The CVS is composed of numerous interacting and dynamically regulated physiological subsystems which each generate measurable periodic components such that the CVS can itself be presented as a system of weakly coupled oscillators. The interactions between these oscillators generate a chaotic blood pressure waveform signal, where periods of apparent rhythmicity are punctuated by asynchronous behaviour. It is this variability which seems to characterise the normal state. We used a standard experimental data set for the purposes of analysis and modelling. Arterial blood pressure waveform data was collected from conscious mice instrumented with radiotelemetry devices over $24$ hours, at a $100$ Hz and $1$ kHz time base. During a $24$ hour period, these mice display diurnal variation leading to changes in the cardiovascular waveform.
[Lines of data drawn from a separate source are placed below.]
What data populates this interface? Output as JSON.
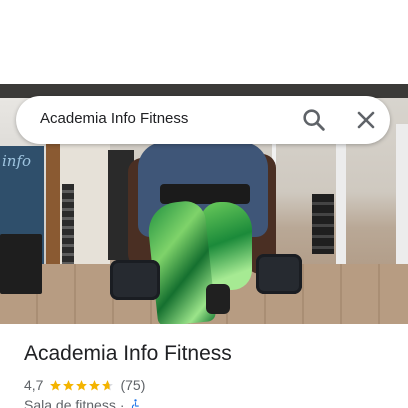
{
  "search": {
    "query": "Academia Info Fitness",
    "search_icon": "search-icon",
    "close_icon": "close-icon"
  },
  "photo": {
    "logo_text": "info"
  },
  "place": {
    "title": "Academia Info Fitness",
    "rating": "4,7",
    "rating_value": 4.7,
    "stars_max": 5,
    "star_color": "#f4b400",
    "review_count": "(75)",
    "category": "Sala de fitness",
    "separator": "·",
    "accessibility_icon": "wheelchair-accessible-icon",
    "accessibility_color": "#1a73e8"
  }
}
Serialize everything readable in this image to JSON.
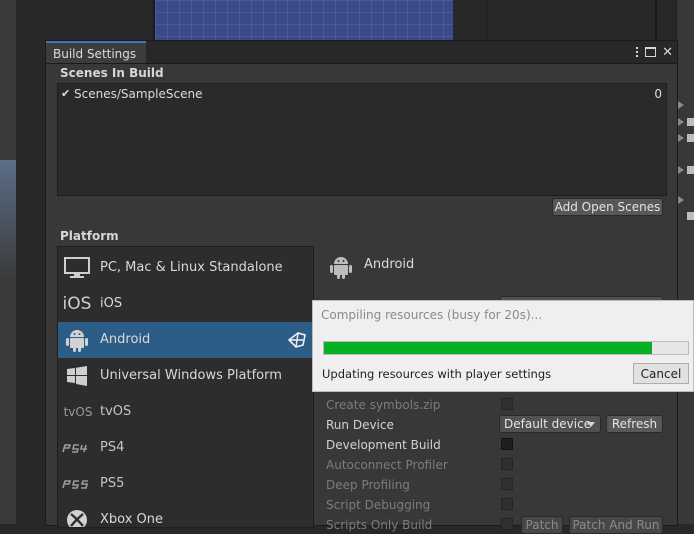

We undertook preliminary analysis of our data using Fourier transforms and subsequently applied a series of both linear and nonlinear mathematical approaches in parallel. We provide a minimalistic linear and nonlinear coupled oscillator model and employed spectral and Hilbert analysis as well as a phase plane analysis. This provides a route to a three way synergistic investigation of the original blood pressure data by a combination of physiological experiments, data analysis viz. Fourier and Hilbert transforms and attractor reconstructions, and numerical solutions of linear and nonlinear coupled oscillator models. We believe that a minimal model of coupled oscillator models that quantitatively describes the complex physiological data could be developed via such a method. Further investigations of each of these techniques will be explored in separate publications.